Certain holders of Shares (the “Rollover Stockholders”), including John A. McKenna, Jr., Jeffrey Nachbor, Paul Maier and John F. Lyons, have agreed to exchange a portion of their Shares (the “Rollover Shares”), pursuant to the Rollover Agreement, dated as of November 6, 2018 (the “Rollover Agreement”), by and among the Rollover Stockholders and PVKG Investment Holdings Inc., a Delaware corporation and the direct parent of Parent (“PVKG Investment Holdings”), for equity interests in PVKG Investment Holdings and have agreed not to tender the Rollover Shares pursuant to the Offer. As of November 5, 2018, the Rollover Shares represented approximately 3.2% of the outstanding Shares.
The Offer is not subject to any financing condition. The Offer is conditioned upon, among other things, the satisfaction of the “Minimum Condition” and other conditions described in Section 15 — “Certain Conditions of the Offer.

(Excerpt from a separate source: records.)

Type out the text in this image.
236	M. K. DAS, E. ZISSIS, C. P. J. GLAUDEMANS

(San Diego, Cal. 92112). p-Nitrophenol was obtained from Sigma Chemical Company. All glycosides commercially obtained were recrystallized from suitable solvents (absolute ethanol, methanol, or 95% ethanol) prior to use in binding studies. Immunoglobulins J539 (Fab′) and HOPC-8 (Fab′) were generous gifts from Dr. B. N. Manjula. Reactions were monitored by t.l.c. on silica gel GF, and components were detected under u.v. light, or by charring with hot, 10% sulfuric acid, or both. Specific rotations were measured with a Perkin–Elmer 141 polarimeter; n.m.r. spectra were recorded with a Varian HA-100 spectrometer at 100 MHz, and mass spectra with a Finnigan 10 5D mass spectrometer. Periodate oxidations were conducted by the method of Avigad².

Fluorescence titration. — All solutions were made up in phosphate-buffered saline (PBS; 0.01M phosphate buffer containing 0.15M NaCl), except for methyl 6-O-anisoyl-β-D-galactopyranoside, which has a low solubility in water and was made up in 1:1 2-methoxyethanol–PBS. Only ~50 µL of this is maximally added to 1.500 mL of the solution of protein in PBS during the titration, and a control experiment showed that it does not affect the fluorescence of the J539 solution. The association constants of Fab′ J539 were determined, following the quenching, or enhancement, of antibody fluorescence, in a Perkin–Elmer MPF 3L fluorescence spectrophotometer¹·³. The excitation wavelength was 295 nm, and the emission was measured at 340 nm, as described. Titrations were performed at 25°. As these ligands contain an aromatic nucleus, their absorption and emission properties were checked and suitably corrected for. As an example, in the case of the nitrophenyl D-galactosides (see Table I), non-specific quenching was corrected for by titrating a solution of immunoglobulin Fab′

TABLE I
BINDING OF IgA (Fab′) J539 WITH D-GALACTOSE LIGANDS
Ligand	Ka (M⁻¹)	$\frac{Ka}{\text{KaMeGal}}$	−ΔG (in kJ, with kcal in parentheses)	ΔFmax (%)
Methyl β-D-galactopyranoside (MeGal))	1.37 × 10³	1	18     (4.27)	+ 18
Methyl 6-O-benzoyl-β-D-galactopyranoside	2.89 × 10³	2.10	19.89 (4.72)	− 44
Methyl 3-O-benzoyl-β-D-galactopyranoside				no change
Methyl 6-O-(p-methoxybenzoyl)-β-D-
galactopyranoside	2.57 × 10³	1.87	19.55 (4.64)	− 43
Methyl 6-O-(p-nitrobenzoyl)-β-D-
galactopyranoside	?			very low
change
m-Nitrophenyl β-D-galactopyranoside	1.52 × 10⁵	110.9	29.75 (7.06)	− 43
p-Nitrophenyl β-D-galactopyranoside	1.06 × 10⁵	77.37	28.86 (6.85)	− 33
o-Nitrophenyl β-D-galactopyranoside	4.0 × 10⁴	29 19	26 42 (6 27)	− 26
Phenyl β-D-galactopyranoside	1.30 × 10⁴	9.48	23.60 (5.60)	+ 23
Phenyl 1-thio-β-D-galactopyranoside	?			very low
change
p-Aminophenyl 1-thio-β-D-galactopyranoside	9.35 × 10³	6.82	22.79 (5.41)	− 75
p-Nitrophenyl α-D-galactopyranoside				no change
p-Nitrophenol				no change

The ConvergeOne board of directors (the “ConvergeOne Board”), acting upon the unanimous recommendation of the Special Transaction Committee of the ConvergeOne Board, has unanimously adopted resolutions (1) determining that the Merger Agreement and the transactions contemplated thereby, including the Offer and the Merger, are advisable and fair to, and in the best interest of, ConvergeOne and the holders of Shares, (2) resolving that the Merger Agreement and the Merger will be governed by and effected under Section 251(h) and other relevant provisions of the DGCL, (3) declaring it advisable for ConvergeOne to enter into the Merger Agreement and to consummate the transactions contemplated thereby, including the Offer and the Merger, (4) authorizing and approving the execution, delivery and performance by ConvergeOne of the Merger Agreement and the consummation of the transactions contemplated thereby, including the Offer and the Merger and (5) resolving to recommend that the holders of Shares accept the Offer and tender their Shares to Offeror pursuant to the Offer.
A summary of the principal terms of the Offer appears under the heading “Summary Term Sheet”. You should read this entire Offer to Purchase carefully before deciding whether to tender your Shares pursuant to the Offer.